The Clemson football team’s new defensive line coach will make $250,000 annually for the next two years after his contract was approved by the Board of Trustees’ compensation committee on Monday afternoon.
Todd Bates, the defensive line coach at Jacksonville State University, confirmed Monday on Twitter that he has been hired to the same position at Clemson.
Bates will take over the responsibilities of Marion Hobby, who made $500,000 as Clemson’s defensive ends coach last year, and Dan Brooks, who made $450,000 as Clemson’s defensive tackles coach last year. Hobby left Clemson last week to become the defensive line coach of the Jacksonville Jaguars, while Brooks retired after the national championship game.

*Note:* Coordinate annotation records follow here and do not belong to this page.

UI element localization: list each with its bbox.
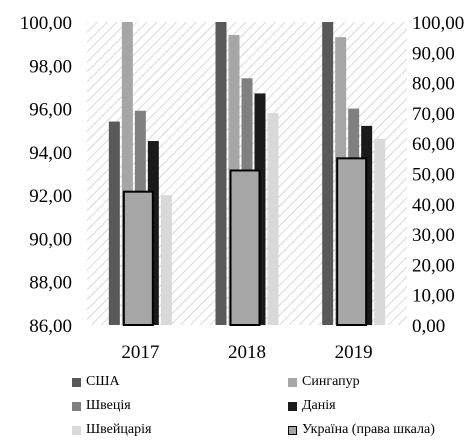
legend-label: Україна (права шкала) — [302, 422, 435, 437]
left-tick-label: 88,00 — [29, 273, 72, 294]
legend-item: США — [72, 372, 120, 392]
legend-label: США — [86, 374, 120, 389]
legend-item: Швейцарія — [72, 420, 151, 440]
right-tick-label: 70,00 — [412, 104, 455, 125]
left-axis: 100,00 98,00 96,00 94,00 92,00 90,00 88,00 86,0… — [20, 13, 72, 337]
left-tick-label: 100,00 — [20, 13, 72, 34]
legend-label: Данія — [302, 398, 336, 413]
bars — [108, 22, 386, 326]
left-tick-label: 98,00 — [29, 56, 72, 77]
legend-label: Сингапур — [302, 374, 360, 389]
legend-label: Швейцарія — [86, 422, 152, 437]
right-tick-label: 20,00 — [412, 255, 455, 276]
right-tick-label: 50,00 — [412, 165, 455, 186]
right-tick-label: 80,00 — [412, 74, 455, 95]
left-tick-label: 92,00 — [29, 186, 72, 207]
bar-ukraine-2018 — [229, 169, 261, 326]
legend-item: Швеція — [72, 396, 131, 416]
category-label: 2017 — [121, 342, 159, 363]
right-axis: 100,00 90,00 80,00 70,00 60,00 50,00 40,00 30,0… — [412, 13, 464, 337]
right-tick-label: 60,00 — [412, 134, 455, 155]
right-tick-label: 90,00 — [412, 43, 455, 64]
legend-swatch — [72, 425, 81, 435]
legend-item: Данія — [288, 396, 336, 416]
legend-label: Швеція — [86, 398, 131, 413]
legend-item: Сингапур — [288, 372, 360, 392]
left-tick-label: 94,00 — [29, 143, 72, 164]
right-tick-label: 40,00 — [412, 195, 455, 216]
bar-ukraine-2017 — [122, 190, 154, 326]
chart: 100,00 98,00 96,00 94,00 92,00 90,00 88,00 86,0… — [20, 13, 465, 363]
right-tick-label: 30,00 — [412, 225, 455, 246]
bar-ukraine-2019 — [336, 157, 368, 326]
category-axis: 2017 2018 2019 — [121, 342, 372, 363]
left-tick-label: 90,00 — [29, 229, 72, 250]
bar-Сингапур-2017 — [121, 22, 133, 325]
right-tick-label: 0,00 — [412, 316, 445, 337]
right-tick-label: 10,00 — [412, 286, 455, 307]
legend-swatch — [288, 377, 297, 387]
category-label: 2019 — [335, 342, 373, 363]
legend-swatch — [288, 425, 297, 435]
bar-Швейцарія-2017 — [160, 195, 172, 325]
bar-США-2017 — [108, 121, 120, 325]
category-label: 2018 — [228, 342, 266, 363]
bar-США-2018 — [215, 22, 227, 325]
right-tick-label: 100,00 — [412, 13, 464, 34]
legend-swatch — [288, 401, 297, 411]
left-tick-label: 96,00 — [29, 100, 72, 121]
bar-Швейцарія-2019 — [374, 138, 386, 325]
legend-swatch — [72, 377, 81, 387]
legend-item: Україна (права шкала) — [288, 420, 435, 440]
bar-Швейцарія-2018 — [267, 112, 279, 326]
legend: США Сингапур Швеція Данія Швейцарія Україна (… — [0, 370, 476, 446]
legend-swatch — [72, 401, 81, 411]
left-tick-label: 86,00 — [29, 316, 72, 337]
bar-США-2019 — [322, 22, 334, 325]
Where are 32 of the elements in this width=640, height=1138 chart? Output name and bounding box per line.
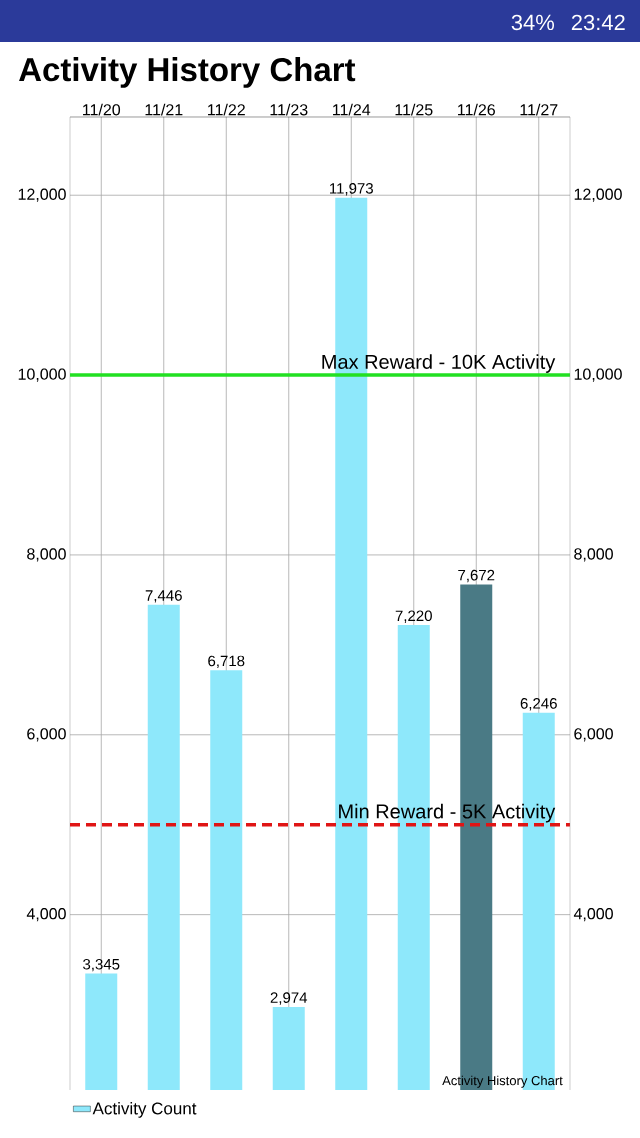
data-label: 7,446	[145, 590, 182, 603]
x-tick-label: 11/25	[395, 103, 433, 116]
x-tick-label: 11/22	[208, 103, 245, 116]
ref-line-label: Max Reward - 10K Activity	[322, 354, 556, 373]
text: 34%	[511, 14, 555, 31]
x-tick-label: 11/21	[145, 103, 183, 116]
y-tick-label: 10,000	[18, 368, 66, 382]
y2-tick-label: 8,000	[574, 548, 613, 562]
data-label: 7,672	[458, 569, 495, 583]
data-label: 6,246	[520, 698, 557, 711]
x-tick-label: 11/26	[458, 103, 495, 116]
y-tick-label: 6,000	[27, 728, 66, 742]
y-tick-label: 12,000	[18, 188, 66, 202]
text: 23:42	[571, 14, 625, 31]
y2-tick-label: 4,000	[573, 908, 613, 922]
y2-tick-label: 10,000	[574, 368, 622, 382]
ref-line-label: Min Reward - 5K Activity	[339, 803, 556, 823]
y-tick-label: 8,000	[27, 548, 66, 562]
legend-label: Activity Count	[92, 1101, 197, 1118]
data-label: 11,973	[330, 183, 373, 196]
x-tick-label: 11/20	[83, 103, 121, 116]
data-label: 7,220	[395, 610, 432, 623]
y-tick-label: 4,000	[26, 908, 66, 922]
y2-tick-label: 6,000	[574, 728, 613, 742]
data-label: 3,345	[83, 958, 120, 972]
chart-title: Activity History Chart	[19, 57, 356, 88]
data-label: 2,974	[270, 992, 308, 1005]
x-tick-label: 11/24	[333, 103, 371, 116]
y2-tick-label: 12,000	[574, 188, 622, 202]
x-tick-label: 11/23	[270, 103, 308, 116]
data-label: 6,718	[208, 655, 245, 669]
x-tick-label: 11/27	[520, 103, 558, 116]
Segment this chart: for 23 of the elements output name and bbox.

No full-time Clemson assistant coach on this past season’s championship-winning staff made less than $375,000.
Bates played defensive end at Alabama from 2001 to 2004 before a two-year stint with the NFL’s Tennessee Titans. The 35-year-old has never coached at the Football Bowl Subdivision level. Bates began his coaching career with stops at two high schools in Alabama before becoming the defensive line coach at Idaho State in 2011. He spent one year as the defensive line coach at East Central Community College in Mississippi before joining the staff at Jacksonville State.
In Bates’ three years at Jacksonville State, the Gamecocks went 33-6 and made the Football Championship Subdivision playoffs each year. The Gamecocks' defense ranked fourth in the FCS in yards allowed per game in 2016. Jacksonville State led the FCS in tackles for loss in 2015; Clemson has led the FBS in tackles for loss for four straight years.
Bates will join a staff that includes numerous coaches with Alabama connections, including head coach Dabo Swinney, who played for Alabama from 1989 to 1992 and coached for the Crimson Tide from 1993 to 2000. Clemson tight ends coach Danny Pearman and associate athletic director for football administration Woody McCorvey were both assistant coaches at Alabama when Swinney played there. Thad Turnipseed, Clemson’s assistant athletic director for football recruiting and external affairs, played with Swinney at Alabama and spent 11 years working in the Crimson Tide’s athletic department.
Clemson still has an open assistant coach position on its staff. Another assistant coaching spot could open this spring, when the NCAA is expected to approve a proposal that would allow FBS teams to have 10 full-time assistant coaches.
It is unclear what those coaches’ specific roles will be, but both hires are expected to be Alabama graduates who played with Swinney and are on Clemson’s support staff. According to multiple reports, Clemson plans to promote senior defensive assistant Mickey Conn and defensive analyst Lemanski Hall to full-time assistant coach positions.